As for the main event, classic pastas start at $22:
“Hat-shaped tortelloni filled with ricotta, bright with a bouquet of herbs and sunny with lemon, pick up texture with toasted almonds and richness with a wash of butter. Seasonal pastas cost $25 and currently include tender agnolotti del plin. The stamps are filled with braised beef and Swiss chard; in Piedmontese fashion, the pasta is anointed with a sage-brown butter sauce.”
A family-style order of a pasta trio costs $60, “but don’t get too attached” to flavor or shape combos, he says, as the lineup changes daily. The branzino, poached in white wine, lemon and rosemary, is “as lovely as it is luscious, suggests expense-account dining.” [The Washington Post]

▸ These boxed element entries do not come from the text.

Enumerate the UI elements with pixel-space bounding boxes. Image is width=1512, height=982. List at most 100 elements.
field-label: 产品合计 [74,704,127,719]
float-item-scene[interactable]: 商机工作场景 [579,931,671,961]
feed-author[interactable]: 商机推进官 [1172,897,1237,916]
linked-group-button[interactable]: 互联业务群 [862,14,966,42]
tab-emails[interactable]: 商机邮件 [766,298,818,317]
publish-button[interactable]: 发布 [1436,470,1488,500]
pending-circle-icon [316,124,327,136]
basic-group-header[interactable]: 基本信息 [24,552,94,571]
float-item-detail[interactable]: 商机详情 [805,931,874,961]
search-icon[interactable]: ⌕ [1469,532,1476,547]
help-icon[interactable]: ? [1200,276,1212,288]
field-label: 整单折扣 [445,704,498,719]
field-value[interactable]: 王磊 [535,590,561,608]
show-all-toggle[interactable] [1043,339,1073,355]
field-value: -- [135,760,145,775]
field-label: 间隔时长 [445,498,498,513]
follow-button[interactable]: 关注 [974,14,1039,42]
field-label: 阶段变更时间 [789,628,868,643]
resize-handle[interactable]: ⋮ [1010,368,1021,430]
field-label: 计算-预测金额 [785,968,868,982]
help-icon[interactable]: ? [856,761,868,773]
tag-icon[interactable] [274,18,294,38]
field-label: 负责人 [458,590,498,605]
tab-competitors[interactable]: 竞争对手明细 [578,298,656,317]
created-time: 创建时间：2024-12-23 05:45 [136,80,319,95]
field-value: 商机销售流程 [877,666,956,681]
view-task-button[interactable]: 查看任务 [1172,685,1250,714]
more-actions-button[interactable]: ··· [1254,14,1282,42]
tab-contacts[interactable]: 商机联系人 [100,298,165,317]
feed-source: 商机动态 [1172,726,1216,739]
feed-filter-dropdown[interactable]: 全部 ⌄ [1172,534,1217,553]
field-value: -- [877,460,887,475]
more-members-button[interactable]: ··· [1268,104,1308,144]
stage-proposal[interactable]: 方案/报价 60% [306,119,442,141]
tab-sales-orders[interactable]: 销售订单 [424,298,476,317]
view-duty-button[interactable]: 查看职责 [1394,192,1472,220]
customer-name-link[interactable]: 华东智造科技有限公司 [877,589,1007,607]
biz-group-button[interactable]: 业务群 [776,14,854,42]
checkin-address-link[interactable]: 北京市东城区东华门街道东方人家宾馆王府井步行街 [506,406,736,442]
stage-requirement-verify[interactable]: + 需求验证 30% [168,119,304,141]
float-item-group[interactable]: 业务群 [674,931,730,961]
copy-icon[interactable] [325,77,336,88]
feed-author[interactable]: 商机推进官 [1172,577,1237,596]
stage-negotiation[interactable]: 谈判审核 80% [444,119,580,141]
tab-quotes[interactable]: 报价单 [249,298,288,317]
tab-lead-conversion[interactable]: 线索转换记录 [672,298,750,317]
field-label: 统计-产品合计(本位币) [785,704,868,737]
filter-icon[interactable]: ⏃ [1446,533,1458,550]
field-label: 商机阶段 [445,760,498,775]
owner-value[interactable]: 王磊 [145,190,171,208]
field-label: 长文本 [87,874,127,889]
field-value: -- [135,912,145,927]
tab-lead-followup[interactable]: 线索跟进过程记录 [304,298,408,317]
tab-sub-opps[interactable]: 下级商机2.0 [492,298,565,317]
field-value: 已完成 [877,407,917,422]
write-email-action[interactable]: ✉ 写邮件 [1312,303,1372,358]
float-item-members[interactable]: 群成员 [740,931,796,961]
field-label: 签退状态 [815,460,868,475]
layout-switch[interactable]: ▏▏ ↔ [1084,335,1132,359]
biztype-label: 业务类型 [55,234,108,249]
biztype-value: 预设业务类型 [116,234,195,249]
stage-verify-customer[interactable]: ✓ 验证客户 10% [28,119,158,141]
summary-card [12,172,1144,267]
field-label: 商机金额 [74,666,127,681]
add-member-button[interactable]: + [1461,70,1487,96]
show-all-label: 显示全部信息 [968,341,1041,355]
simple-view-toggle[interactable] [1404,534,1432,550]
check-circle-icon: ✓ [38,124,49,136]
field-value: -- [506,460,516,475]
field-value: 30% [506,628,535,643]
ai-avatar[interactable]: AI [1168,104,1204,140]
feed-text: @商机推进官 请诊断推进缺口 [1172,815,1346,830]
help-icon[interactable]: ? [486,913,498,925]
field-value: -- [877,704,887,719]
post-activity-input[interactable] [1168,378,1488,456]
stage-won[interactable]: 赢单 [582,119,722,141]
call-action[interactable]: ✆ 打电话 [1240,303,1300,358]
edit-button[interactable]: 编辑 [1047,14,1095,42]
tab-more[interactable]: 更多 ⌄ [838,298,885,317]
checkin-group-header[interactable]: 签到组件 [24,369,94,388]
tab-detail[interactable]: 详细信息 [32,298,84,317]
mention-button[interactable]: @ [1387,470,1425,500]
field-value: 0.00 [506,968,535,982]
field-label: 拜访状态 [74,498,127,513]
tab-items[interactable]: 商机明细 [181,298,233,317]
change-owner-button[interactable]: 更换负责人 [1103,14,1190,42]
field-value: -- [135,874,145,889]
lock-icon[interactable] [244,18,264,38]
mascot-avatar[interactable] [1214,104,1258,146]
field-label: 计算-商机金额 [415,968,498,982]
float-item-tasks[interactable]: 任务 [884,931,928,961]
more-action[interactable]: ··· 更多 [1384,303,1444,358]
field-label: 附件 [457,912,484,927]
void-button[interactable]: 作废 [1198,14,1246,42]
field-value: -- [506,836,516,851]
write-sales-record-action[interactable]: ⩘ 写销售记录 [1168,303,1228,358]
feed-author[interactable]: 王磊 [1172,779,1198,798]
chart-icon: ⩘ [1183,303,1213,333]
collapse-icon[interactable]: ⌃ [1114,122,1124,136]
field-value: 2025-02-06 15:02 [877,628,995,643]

The Washington Post posted a concise list of restaurants Tom Sietsema awarded the most stars to in 2016, and “his most highly rated restaurants are a mix of reliable standbys and relatively young upstarts.” They range from the four-starred Rasika (which he believes is “the best Indian restaurant in the country”) to 3.5 stars for Bad Saint (which “also caught the eye of the larger food world”) to the three-starred Le Diplomate, “hands down” the “best French restaurant” in D.C. [The Washington Post]
The Washington Post’s Tim Carman thinks 2016 royally sucked, and as a result, stress eating was a must. But he was “grateful to do so in Washington where our neighborhoods continue to reveal the riches that immigrants bring to America.”
He compiles a top 10 list of his $20 Diner cheap eats picks over the year. They range from Korean (Da Rae Won in Beltsville at No. 9) to barbecue (Texas Jack’s in Arlington at No. 7) to Chinese (Northwest Chinese Food in College Park at No. 4). His No. 1 restaurant on the list is El Sol Restaurante & Tequileria, an “intimate spot” that “brings a chef’s refinement to Mexican street food and home cooking.” [The Washington Post]
FROM THE BLOGS: Been There, Eaten That’s Lori Gardner gives Community in Bethesda a try; BYT treks it to Trummers on Main in Clifton; DCist ranks the top new restaurants of 2016; Bitches Who Brunch heads to La Jambe in Shaw; and DCFoodPorn checks out dishes at Owen’s Ordinary.